Sept façons d’améliorer la compétitivité réglementaire de l’industrie pipelinière canadienne

La capacité de transport et l’accès aux marchés comptent parmi les enjeux les plus pressants auxquels l’industrie pétrolière et gazière canadienne est actuellement confrontée. Ces enjeux sont exacerbés par un nombre croissant de récents règlements dont les chevauchements rendent difficile la construction de nouveaux pipelines, capables d’acheminer nos produits vers les marchés.

Afin de mieux comprendre les répercussions de l’environnement réglementaire sur l’industrie pipelinière canadienne, l’Association canadienne de pipelines d’énergie (CEPA) a chargé Ernst & Young LLP (EY) Canada d’effectuer une étude approfondie des paliers de réglementation imposés au niveau provincial et fédéral.

Le rapport d’EY découlant de cette analyse fait état de graves conséquences pour la compétitivité de l’industrie canadienne des pipelines de transport.

Est-il donc possible de régler ce problème de superposition réglementaire? Il n’est pas encore trop tard.

Après avoir examiné les constatations et les conclusions du rapport d’EY, CEPA a formulé sept recommandations pour répondre aux difficultés réglementaires et redonner au Canada son statut de destination attrayante et compétitive pour les investissements du secteur pétrolier et gazier :

  1. Certitude : Les examens réglementaires doivent offrir certitude, transparence et prévisibilité, et survivre aux changements de gouvernement.
  2. Chevauchements : Les gouvernements fédéral, provinciaux et territoriaux doivent élaborer et adopter une stratégie réglementaire commune afin d’éviter les doubles emplois et les inefficacités, et inspirer confiance dans la réglementation.
  3. Transparence et clarté : Les règlements doivent être élaborés en suivant des orientations politiques et des intentions réglementaires claires et éviter tout chevauchement, dans le but d’établir des procédures de conformité efficaces et efficientes.
  4. Prévisibilité : Les processus réglementaires doivent être prévisibles et fondés sur la science et les faits.
  5. Flexibilité : Les règlements doivent être axés sur les résultats, car une telle démarche incite les sociétés à adopter des solutions novatrices, comme de nouvelles technologies, pour respecter voire dépasser les objectifs réglementaires.
  6. Délais : Les processus réglementaires doivent comporter des délais raisonnables et fermes qui tiennent compte des exigences commerciales.
  7. Coûts : Les gouvernements doivent prendre en compte la compétitivité de l’entreprise, l’efficacité, les coûts et la croissance économique, ainsi que comparer leur fardeau réglementaire à celui d’autres autorités en concurrence pour le même investissement.

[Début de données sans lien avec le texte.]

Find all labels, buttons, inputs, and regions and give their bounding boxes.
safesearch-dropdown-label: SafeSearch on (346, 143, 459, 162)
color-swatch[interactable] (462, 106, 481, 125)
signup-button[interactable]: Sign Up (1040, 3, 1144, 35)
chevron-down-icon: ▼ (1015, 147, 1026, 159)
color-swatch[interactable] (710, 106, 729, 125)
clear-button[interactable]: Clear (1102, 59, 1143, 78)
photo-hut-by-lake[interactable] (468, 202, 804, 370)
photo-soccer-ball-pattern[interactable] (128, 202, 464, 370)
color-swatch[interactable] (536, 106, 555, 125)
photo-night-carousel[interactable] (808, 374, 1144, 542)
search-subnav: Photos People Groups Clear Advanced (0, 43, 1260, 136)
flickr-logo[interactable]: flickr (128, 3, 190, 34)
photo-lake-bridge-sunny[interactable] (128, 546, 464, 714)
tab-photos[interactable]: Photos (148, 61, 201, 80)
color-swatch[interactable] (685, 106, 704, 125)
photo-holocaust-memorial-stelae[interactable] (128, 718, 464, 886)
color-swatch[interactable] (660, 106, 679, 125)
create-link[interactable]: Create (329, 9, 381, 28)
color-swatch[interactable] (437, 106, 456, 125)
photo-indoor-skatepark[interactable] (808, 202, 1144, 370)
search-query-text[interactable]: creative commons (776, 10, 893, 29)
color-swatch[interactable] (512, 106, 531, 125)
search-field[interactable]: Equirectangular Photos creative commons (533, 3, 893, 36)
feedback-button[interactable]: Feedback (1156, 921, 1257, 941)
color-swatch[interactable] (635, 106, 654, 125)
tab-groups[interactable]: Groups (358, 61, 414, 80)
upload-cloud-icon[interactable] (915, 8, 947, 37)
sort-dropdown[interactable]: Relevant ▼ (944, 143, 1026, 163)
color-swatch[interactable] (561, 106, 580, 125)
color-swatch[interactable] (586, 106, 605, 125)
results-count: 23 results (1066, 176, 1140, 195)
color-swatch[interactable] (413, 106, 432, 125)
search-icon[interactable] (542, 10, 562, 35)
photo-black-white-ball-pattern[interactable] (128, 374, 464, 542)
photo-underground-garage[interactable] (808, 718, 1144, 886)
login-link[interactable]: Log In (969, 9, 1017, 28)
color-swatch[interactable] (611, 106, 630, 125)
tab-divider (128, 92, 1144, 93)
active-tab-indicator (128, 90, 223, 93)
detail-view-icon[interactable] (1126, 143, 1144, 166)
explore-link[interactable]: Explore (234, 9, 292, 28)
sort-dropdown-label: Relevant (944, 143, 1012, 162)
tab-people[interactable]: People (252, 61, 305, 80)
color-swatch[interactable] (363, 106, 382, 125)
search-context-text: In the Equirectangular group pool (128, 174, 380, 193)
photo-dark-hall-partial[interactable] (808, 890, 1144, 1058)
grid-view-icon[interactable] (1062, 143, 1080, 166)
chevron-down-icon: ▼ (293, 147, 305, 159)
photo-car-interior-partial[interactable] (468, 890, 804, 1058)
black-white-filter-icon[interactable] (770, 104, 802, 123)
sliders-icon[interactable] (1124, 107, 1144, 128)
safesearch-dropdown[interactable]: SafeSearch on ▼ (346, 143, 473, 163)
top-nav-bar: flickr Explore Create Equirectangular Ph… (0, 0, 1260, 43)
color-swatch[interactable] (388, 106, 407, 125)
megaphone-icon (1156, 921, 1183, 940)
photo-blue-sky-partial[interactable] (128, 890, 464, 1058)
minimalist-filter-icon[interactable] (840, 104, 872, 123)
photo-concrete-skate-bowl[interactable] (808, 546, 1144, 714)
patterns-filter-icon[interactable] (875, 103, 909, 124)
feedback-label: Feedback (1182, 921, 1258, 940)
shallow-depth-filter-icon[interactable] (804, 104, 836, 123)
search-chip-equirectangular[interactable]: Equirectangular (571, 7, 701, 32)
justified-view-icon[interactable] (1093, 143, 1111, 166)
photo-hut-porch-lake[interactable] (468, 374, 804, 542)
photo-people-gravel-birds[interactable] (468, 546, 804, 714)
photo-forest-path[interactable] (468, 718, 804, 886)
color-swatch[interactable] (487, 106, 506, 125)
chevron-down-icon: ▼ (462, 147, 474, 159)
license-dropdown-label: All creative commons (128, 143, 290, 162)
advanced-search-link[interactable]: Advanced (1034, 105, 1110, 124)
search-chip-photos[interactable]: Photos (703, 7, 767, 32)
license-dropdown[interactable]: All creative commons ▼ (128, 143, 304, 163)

« Les sociétés pipelinières et les investisseurs désirent avant tout obtenir un certain niveau de clarté, de certitude et de prévisibilité », déclare Lance Mortlock, associé stratégie et leader canadien pour le pétrole et le gaz chez EY. « Il est essentiel d’équilibrer les compromis sur le plan environnemental, social et économique, et il faudra peut-être des années pour déterminer si les changements réglementaires récemment effectués et proposés permettront d’atteindre les résultats voulus. »

Il reste encore beaucoup de travail, mais CEPA se réjouit de collaborer avec les gouvernements et les organismes de réglementation en vue d’élaborer des règlements qui permettront à ses membres de demeurer compétitifs et de transporter l’énergie dont la population canadienne a besoin pour construire un avenir énergétique plus stable et plus sûr.